The scars of the ongoing process of updating of the National Register of Citizens (NRC) in Assam are now becoming visible in cultural expressions, in poetry and music. Miya poetry is one such genre, which seeks to voice the concerns of Muslims of Bengali origin, who live in the chars (river islands) of the Brahmaputra in Assam. Now Assam police has filed an FIR against 10 persons whose works feature in a video of Miya poetry, I am Miya: Reclaiming Identity Through Protest Poetry, on the basis of a complaint filed in Guwahati. The complaint alleges that the intent of the accused is to “hinder the process of the NRC”, “create communal disturbances in the state” and “defame the Assamese people as xenophobic”. The complaint, and the FIR, are a crude attempt to suppress a community from even expressing fears about being singled out on grounds of ethnic identity.

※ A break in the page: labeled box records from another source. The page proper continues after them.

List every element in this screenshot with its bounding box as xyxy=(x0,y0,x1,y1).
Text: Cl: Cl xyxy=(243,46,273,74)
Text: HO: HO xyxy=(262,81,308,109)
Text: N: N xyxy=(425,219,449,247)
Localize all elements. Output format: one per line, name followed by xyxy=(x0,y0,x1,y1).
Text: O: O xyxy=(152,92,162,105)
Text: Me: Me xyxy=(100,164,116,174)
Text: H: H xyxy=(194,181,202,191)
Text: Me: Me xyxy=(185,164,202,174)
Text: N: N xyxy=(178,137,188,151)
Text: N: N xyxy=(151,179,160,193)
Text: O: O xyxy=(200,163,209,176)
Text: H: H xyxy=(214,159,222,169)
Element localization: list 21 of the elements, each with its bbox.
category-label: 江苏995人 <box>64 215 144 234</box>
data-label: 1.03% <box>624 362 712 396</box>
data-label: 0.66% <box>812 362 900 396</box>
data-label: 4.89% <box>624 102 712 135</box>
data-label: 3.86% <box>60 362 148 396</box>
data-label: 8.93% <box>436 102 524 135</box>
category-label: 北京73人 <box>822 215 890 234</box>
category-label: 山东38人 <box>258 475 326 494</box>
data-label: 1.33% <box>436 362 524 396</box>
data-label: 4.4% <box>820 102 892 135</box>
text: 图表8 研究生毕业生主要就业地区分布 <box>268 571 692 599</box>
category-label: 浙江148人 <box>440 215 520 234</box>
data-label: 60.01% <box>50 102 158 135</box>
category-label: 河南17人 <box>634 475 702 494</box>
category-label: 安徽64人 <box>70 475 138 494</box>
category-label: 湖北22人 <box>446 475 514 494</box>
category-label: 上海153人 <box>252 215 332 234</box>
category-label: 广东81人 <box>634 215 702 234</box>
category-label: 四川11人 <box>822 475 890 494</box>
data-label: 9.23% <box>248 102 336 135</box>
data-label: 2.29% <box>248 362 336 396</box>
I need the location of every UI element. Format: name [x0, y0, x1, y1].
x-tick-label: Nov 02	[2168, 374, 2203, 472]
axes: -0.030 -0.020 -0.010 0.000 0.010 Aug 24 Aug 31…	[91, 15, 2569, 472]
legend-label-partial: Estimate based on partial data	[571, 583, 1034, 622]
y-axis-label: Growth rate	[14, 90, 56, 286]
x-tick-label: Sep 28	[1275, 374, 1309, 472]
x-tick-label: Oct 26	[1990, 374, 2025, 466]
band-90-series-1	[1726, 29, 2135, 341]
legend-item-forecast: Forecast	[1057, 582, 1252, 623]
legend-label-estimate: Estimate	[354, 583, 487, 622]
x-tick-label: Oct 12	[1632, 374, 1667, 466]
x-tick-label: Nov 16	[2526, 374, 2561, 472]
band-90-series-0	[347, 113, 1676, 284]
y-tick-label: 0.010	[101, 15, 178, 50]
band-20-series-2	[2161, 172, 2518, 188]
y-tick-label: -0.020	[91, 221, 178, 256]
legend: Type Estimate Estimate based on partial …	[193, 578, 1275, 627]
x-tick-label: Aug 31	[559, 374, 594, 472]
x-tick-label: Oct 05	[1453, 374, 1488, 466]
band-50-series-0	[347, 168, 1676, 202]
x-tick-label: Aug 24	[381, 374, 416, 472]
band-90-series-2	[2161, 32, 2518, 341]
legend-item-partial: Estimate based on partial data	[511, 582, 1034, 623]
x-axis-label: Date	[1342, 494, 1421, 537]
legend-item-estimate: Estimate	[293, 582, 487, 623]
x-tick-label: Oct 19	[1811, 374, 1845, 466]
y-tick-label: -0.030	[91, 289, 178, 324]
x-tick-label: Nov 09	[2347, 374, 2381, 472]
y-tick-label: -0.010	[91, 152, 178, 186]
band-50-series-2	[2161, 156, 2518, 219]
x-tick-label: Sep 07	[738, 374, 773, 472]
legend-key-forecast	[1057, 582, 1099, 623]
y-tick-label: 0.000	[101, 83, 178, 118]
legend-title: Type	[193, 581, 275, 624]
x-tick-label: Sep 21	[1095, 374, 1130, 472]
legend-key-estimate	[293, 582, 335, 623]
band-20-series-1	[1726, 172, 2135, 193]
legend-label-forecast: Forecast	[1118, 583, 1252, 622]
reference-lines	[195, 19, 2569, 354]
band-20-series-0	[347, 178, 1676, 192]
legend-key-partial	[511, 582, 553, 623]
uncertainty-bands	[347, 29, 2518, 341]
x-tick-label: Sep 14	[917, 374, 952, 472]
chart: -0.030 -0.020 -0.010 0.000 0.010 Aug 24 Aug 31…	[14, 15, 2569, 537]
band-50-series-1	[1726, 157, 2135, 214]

The NRC is a process mandated by the Supreme Court to identify “foreigners” in Assam. It is a legacy of Partition-era politics that saw nationalism through the prism of religious, linguistic and ethnic faultlines. The Assam Movement in the 1970s gave it fresh impetus and it has since found backing from the judiciary. The advent of the BJP, which wants the “foreigner” tag attached only to Bengali Muslims, to office in Assam has given the NRC process a religious twist. The people left out of the NRC — 40 lakh so far — face the threat of being deported to detention camps that have been set up in Assam. Miya poetry is a defiant response to a tragedy unfolding under state supervision. It also signals assertion and resistance by a besieged community that is finally owning up an identity: Miya has been used as a slur to mean a Bangladeshi or an illegal immigrant. The Miya poem that has touched a raw nerve now is a powerful rap at a process that dehumanises people, reduces them to their mere ethnic identity and, thereafter, strips them of their rights. It is no call to arms.
The Miya poetry video is a call to understand the NRC outside a legalistic framework. It should not be suppressed, but actively seen and heard, to understand the human tragedy that underlies the NRC process.